Das Ende der Komintern als Internationale

Diese harte, aber nüchterne Berechnung der Entwicklung der Ereignisse spielt bei Churchill und Roosevelt eine Rolle. Stalin hilft ihnen mit all seiner Macht, ihre Berechnungen Wirklichkeit werden zu lassen. Die prostituierte Komintern, nachdem sie zusammen mit Öl und Mangan zur Beschwichtigung Hitlers verkauft worden war, wird jetzt gegen das Versprechen von Maschinen und Spitfire-Flugzeugen verschachert. Nicht nur in den alliierten Ländern, sondern auch in den besetzten Gebieten tanzt die Komintern nach Churchills Pfeife. In Frankreich und der Tschechoslowakei, wo die Kommunistische Partei wahrscheinlich die Unterstützung der Mehrheit der Arbeiterklasse hat, stellen sie jetzt ihre Anhänger unter das Banner von de Gaulle und Benes, die London und nichts sonst vertreten.

Aber die Berechnungen des Weltimperialismus sind auf Treibsand gebaut. In Deutschland und Europa sind die Widersprüche viel mehr als in der Sowjetunion selbst bis zum Zerreißen angespannt: zwischen den deutschen Imperialisten auf der einen Seite und den deutschen ArbeiterInnen und BäuerInnen auf der anderen Seite, zwischen dem deutschen Imperialismus und den unterdrückten ArbeiterInnen und BäuerInnen der besiegten Nationen.
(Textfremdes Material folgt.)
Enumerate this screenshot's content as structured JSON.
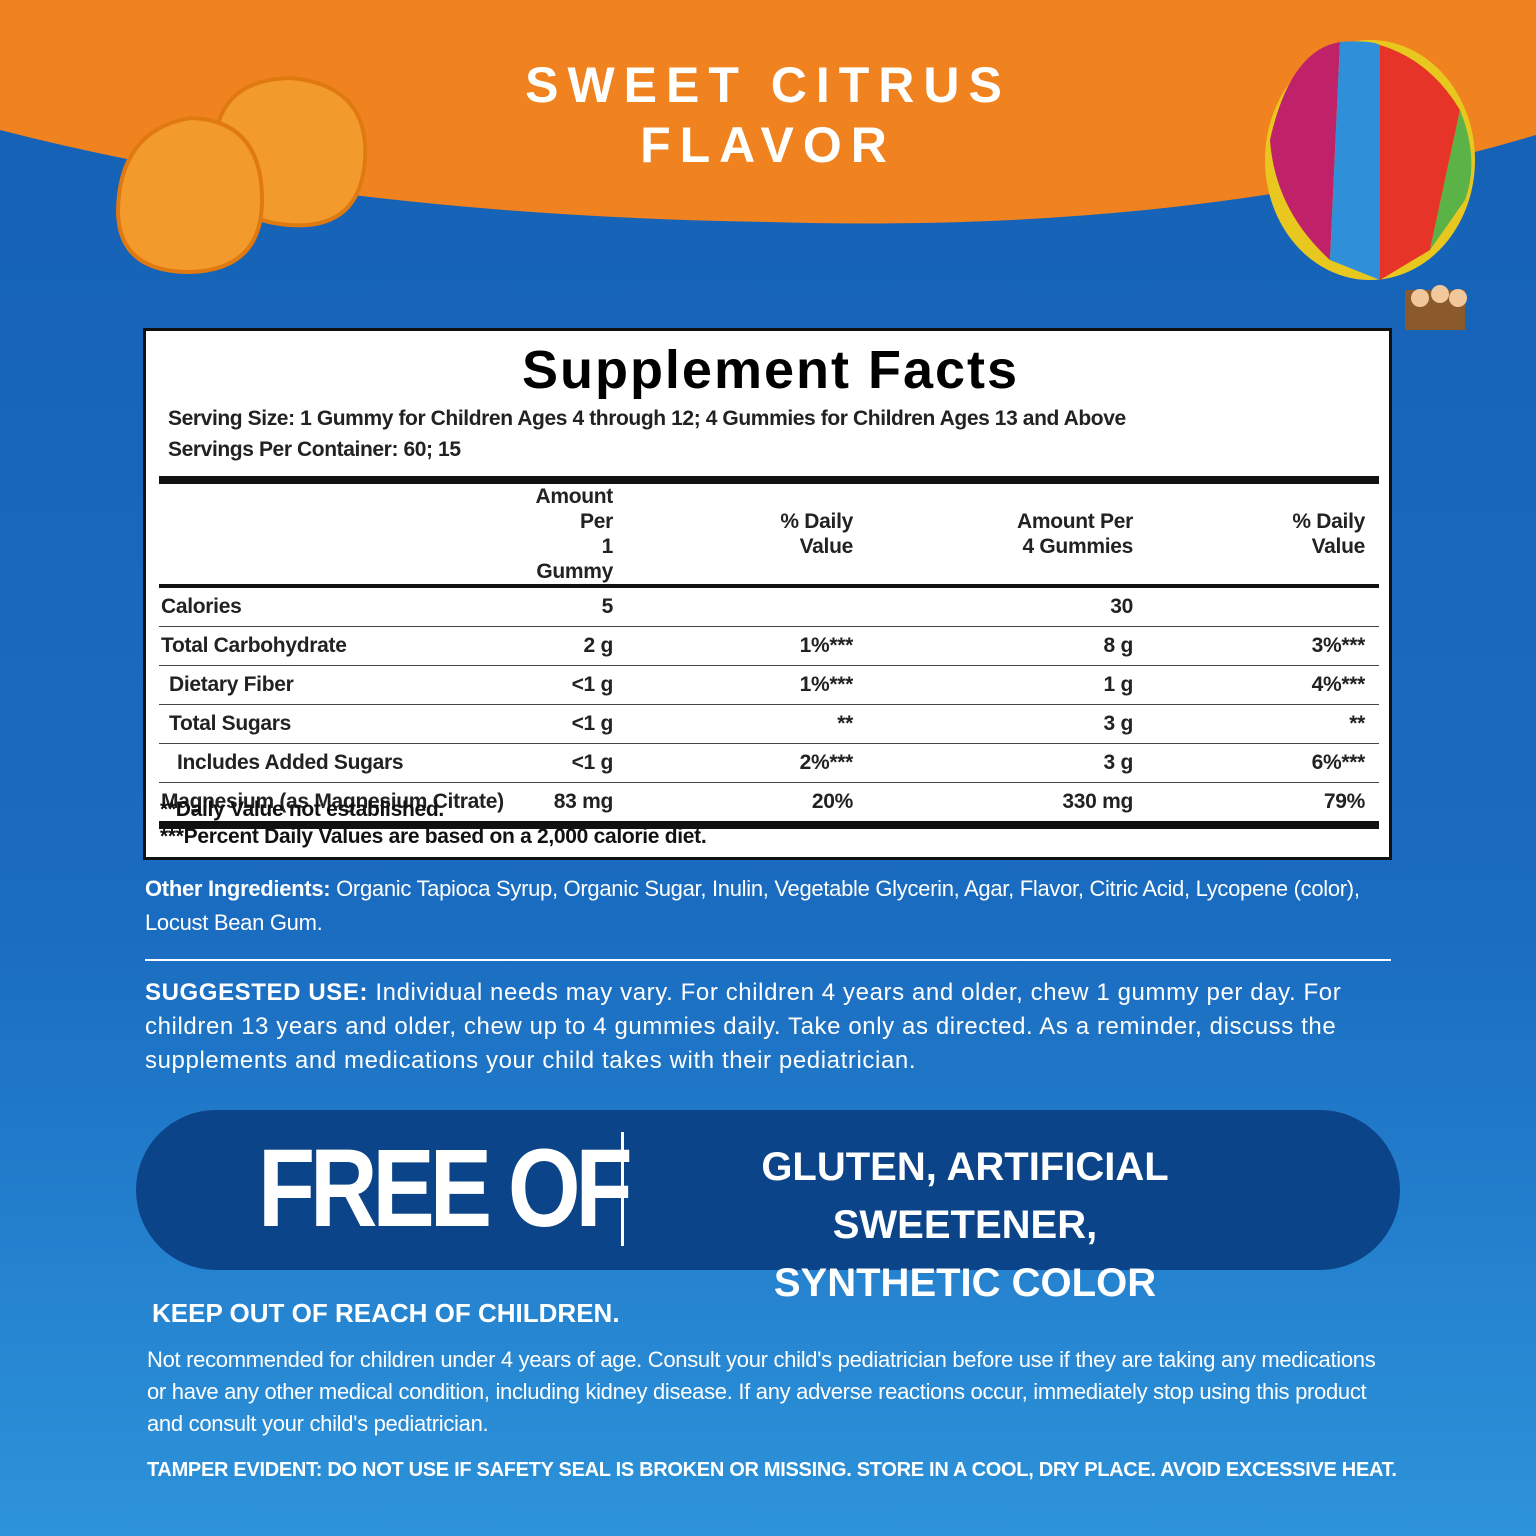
{
  "header": {
    "title_lines": [
      "SWEET CITRUS",
      "FLAVOR"
    ]
  },
  "facts": {
    "title": "Supplement Facts",
    "serving_size": "Serving Size: 1 Gummy for Children Ages 4 through 12; 4 Gummies for Children Ages 13 and Above",
    "servings_per_container": "Servings Per Container: 60; 15",
    "columns": [
      null,
      [
        "Amount Per",
        "1 Gummy"
      ],
      [
        "% Daily",
        "Value"
      ],
      [
        "Amount Per",
        "4 Gummies"
      ],
      [
        "% Daily",
        "Value"
      ]
    ],
    "rows": [
      [
        "Calories",
        "5",
        null,
        "30",
        null
      ],
      [
        "Total Carbohydrate",
        "2 g",
        "1%***",
        "8 g",
        "3%***"
      ],
      [
        "Dietary Fiber",
        "<1 g",
        "1%***",
        "1 g",
        "4%***"
      ],
      [
        "Total Sugars",
        "<1 g",
        "**",
        "3 g",
        "**"
      ],
      [
        "Includes Added Sugars",
        "<1 g",
        "2%***",
        "3 g",
        "6%***"
      ],
      [
        "Magnesium (as Magnesium Citrate)",
        "83 mg",
        "20%",
        "330 mg",
        "79%"
      ]
    ],
    "footnotes": [
      "**Daily Value not established.",
      "***Percent Daily Values are based on a 2,000 calorie diet."
    ]
  },
  "other_ingredients": {
    "label": "Other Ingredients:",
    "text": "Organic Tapioca Syrup, Organic Sugar, Inulin, Vegetable Glycerin, Agar, Flavor, Citric Acid, Lycopene (color), Locust Bean Gum."
  },
  "suggested_use": {
    "label": "SUGGESTED USE:",
    "text": "Individual needs may vary. For children 4 years and older, chew 1 gummy per day. For children 13 years and older, chew up to 4 gummies daily. Take only as directed. As a reminder, discuss the supplements and medications your child takes with their pediatrician."
  },
  "free_of": {
    "title": "FREE OF",
    "lines": [
      "GLUTEN, ARTIFICIAL SWEETENER,",
      "SYNTHETIC COLOR"
    ]
  },
  "warning": {
    "title": "KEEP OUT OF REACH OF CHILDREN.",
    "text": "Not recommended for children under 4 years of age. Consult your child's pediatrician before use if they are taking any medications or have any other medical condition, including kidney disease. If any adverse reactions occur, immediately stop using this product and consult your child's pediatrician.",
    "tamper": "TAMPER EVIDENT: DO NOT USE IF SAFETY SEAL IS BROKEN OR MISSING. STORE IN A COOL, DRY PLACE. AVOID EXCESSIVE HEAT."
  }
}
Die Entwicklung des Krieges wird allen fünf Kontinenten eine Ernte von „Blut, Schufterei, Tränen und Schweiß“ bringen, die der Kapitalismus gesät hat. Die gewaltsame Reaktion der Massen auf dieses blutige und sinnlose Gemetzel wird mit absoluter Gewissheit kommen. Und die Trotzkisten stützen ihr Programm auf diese optimistische Perspektive.
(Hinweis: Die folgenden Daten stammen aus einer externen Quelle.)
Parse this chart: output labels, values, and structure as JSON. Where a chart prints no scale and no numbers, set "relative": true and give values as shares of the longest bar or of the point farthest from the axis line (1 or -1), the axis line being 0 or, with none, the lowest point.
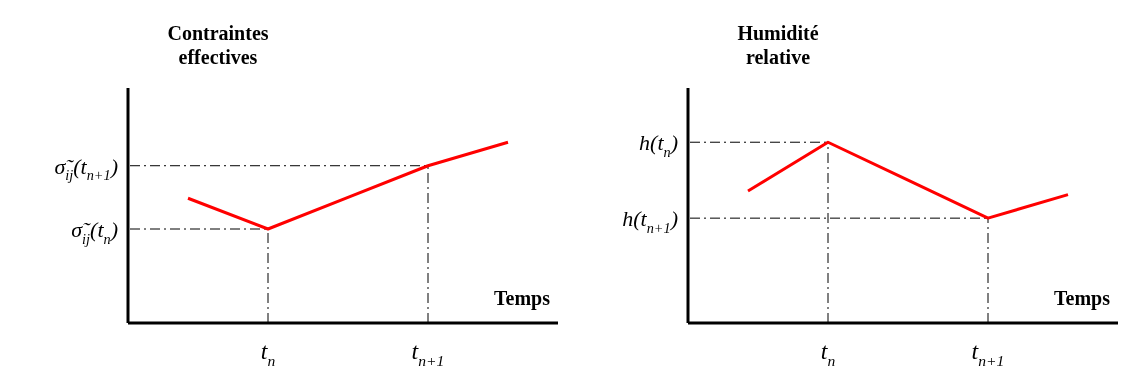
{
  "chart_data": [
    {
      "type": "line",
      "relative": true,
      "ylabel": "Contraintes effectives",
      "xlabel": "Temps",
      "categories": [
        null,
        "t$_{n}$",
        null,
        "t$_{n+1}$",
        null
      ],
      "series": [
        {
          "color": "#ff0000",
          "values": [
            0.69,
            0.52,
            0.695,
            0.87,
            1
          ]
        }
      ],
      "ref_lines": [
        {
          "axis": "x",
          "value": "t$_{n}$",
          "line_style": "dashed",
          "color": "#000000"
        },
        {
          "axis": "x",
          "value": "t$_{n+1}$",
          "line_style": "dashed",
          "color": "#000000"
        },
        {
          "axis": "y",
          "value": 0.52,
          "label": "σ̃$_{ij}$(t$_{n}$)",
          "line_style": "dashed",
          "color": "#000000"
        },
        {
          "axis": "y",
          "value": 0.87,
          "label": "σ̃$_{ij}$(t$_{n+1}$)",
          "line_style": "dashed",
          "color": "#000000"
        }
      ],
      "marker": "none",
      "grid": false,
      "legend": false
    },
    {
      "type": "line",
      "relative": true,
      "ylabel": "Humidité relative",
      "xlabel": "Temps",
      "categories": [
        null,
        "t$_{n}$",
        null,
        "t$_{n+1}$",
        null
      ],
      "series": [
        {
          "color": "#ff0000",
          "values": [
            0.73,
            1,
            0.79,
            0.58,
            0.71
          ]
        }
      ],
      "ref_lines": [
        {
          "axis": "x",
          "value": "t$_{n}$",
          "line_style": "dashed",
          "color": "#000000"
        },
        {
          "axis": "x",
          "value": "t$_{n+1}$",
          "line_style": "dashed",
          "color": "#000000"
        },
        {
          "axis": "y",
          "value": 1,
          "label": "h(t$_{n}$)",
          "line_style": "dashed",
          "color": "#000000"
        },
        {
          "axis": "y",
          "value": 0.58,
          "label": "h(t$_{n+1}$)",
          "line_style": "dashed",
          "color": "#000000"
        }
      ],
      "marker": "none",
      "grid": false,
      "legend": false
    }
  ]
}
In Britannien lacht sich die Bourgeoisie ins Fäustchen, dass die „rote Gefahr“ durch den Verrat der Kommunistischen Partei vertrieben ist. Die „Times“ stellt mit Befriedigung fest, dass Hitlers Einmarsch nach Russland „die abweichende Kommunistische Minderheit hinter die nationale Anstrengung gestellt“ hat. Man kann hoffen, dass das die letzte Wendung der schon schwindeligen Komintern war. Das revolutionäre Element innerhalb der Kommunistischen Partei wird sich nicht lange in Unterstützung für Churchill zwingen lassen. Vielleicht war es ein Glück, dass es die Komintern nie geschafft hat, in die entscheidenden Teile der britischen Arbeiterklasse einzudringen und sie zu korrumpieren. In Europa ist die Peitsche des Faschismus der Preis, den die Arbeiterklasse für die Verbrechen der Sozialdemokratie und des Stalinismus gezahlt hat. Aber wir in Britannien haben die Gelegenheit, aus den Lehren der vergangenen Jahrzehnte Nutzen zu ziehen. Die britische Arbeiterklasse kann eine entscheidende Rolle bei der Zerstörung der europäischen Reaktion spielen und das, was von der Oktoberrevolution bleibt, retten und regenerieren, aber nur indem sie einen um so unerbittlicheren und unversöhnlichen Kampf gegen die Regierung des Finanzkapitals führt. Das Programm der Vierten Internationale allein tritt für solch einen Weg ein und die revolutionären Elemente der Kommunistischen Partei, die schon mit ihren Füßen abstimmen, müssen zu unserem Banner gezogen werden.

Das Schicksal der ArbeiterInnen Europas und der Welt wurde durch den imperialistischen Krieg verknotet. Entweder ein sozialistisches Britannien und ein sozialistisches Europa oder ein faschistisches Britannien und Europa und die Zerstörung der UdSSR als Arbeiterstaat.